Indeed, I find it difficult to understand the idea of being subrogated to a right of set-off. Set-off is a right not to pay a debt one would otherwise owe; how this right can be transferred to, vested by law in, or allowed to be exercised by, someone who doesn't owe a penny in the first place is beyond me.

The thinking, as I understand it, is this: the contractor owes the subcontractors when the subcontractor defaults. Leaving out a surety, the owner would complete. It owes the contractor money for what *was* done, but has a right to set off the costs of completion. The subcontractors, who are not in privity with the owner, want to see money get to the contractor somehow; but less money gets the contractor because of the set off. Effectively, the set off has priority over the subcontractors' claims.

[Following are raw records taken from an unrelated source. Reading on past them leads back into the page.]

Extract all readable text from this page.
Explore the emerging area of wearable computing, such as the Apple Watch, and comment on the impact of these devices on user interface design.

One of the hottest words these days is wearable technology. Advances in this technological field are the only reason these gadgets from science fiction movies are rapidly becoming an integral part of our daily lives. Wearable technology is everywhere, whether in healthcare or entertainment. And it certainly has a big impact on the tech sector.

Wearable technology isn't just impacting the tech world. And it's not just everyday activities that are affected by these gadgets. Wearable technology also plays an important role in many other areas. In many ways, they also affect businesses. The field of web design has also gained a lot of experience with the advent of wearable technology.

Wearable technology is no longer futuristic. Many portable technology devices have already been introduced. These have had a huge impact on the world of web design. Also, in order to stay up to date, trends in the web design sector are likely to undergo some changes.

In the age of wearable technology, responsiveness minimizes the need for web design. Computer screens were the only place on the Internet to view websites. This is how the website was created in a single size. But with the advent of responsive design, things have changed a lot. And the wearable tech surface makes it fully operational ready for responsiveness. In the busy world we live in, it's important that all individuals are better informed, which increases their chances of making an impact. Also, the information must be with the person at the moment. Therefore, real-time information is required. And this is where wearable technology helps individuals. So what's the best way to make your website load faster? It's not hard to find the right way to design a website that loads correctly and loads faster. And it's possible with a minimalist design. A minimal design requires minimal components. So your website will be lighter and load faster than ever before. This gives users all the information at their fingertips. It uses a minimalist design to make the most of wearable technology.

Now add the surety. Upon the contractor's default, the owner calls on the surety to complete, and it does. The contract gets completed and the owner owes the price to the contractor. It pays the contractor. Without subrogation, the situation is that the surety is a creditor of the contractor, as the bond of course provides for a right in the surety to recover from the contractor its outlay in completing the contract. The subcontractors are also creditors of the contractor. Thus we will apply the relevant priority rules to the claims. The surety might be a secured creditor, but then the subcontractors might be too; and if they are protected by a statutory trust (as in CU) they are ahead of the surety.

The surety invokes subrogation to say that, having met an obligation owed to the owner, it takes over the position formerly held by the owner. That includes a prior claim to the funds paid on completion. I agree with Andrew Tettenborn that it is hard to see the surety taking over a right of set off when it did not owe a debt, but the surety did owe a debt in the form of its obligation to complete. The court in CU cited an earlier BCCA case where it was held (as in the US jurisprudence, I think) that the surety gets priority over a secured creditor of the contractor on this basis. The dissenting judge in CU would have applied this, with the result that the funds in question were never subject to the statutory trust. They are not subject to the trust before the owner pays them, and subrogation allows the surety to put itself in that position, ie to take the funds as if they had never been paid by the owner.

If this argument works then the surety gets priority even if the owner pays the contractor, so the owner might as well pay directly to the surety. In CU the owner simply kept the money pending resolution of the dispute.

The claim which succeeded in CU was that the statutory trust in favour of the subcontractors would attach (in priority to the surety's claim) when the contractor got the funds from the owner; hence, the trust should also attach even if the surety received the funds directly from the owner. The success of this argument appears to be inconsistent with the earlier holding that the surety prevails against a secured creditor of the contractor.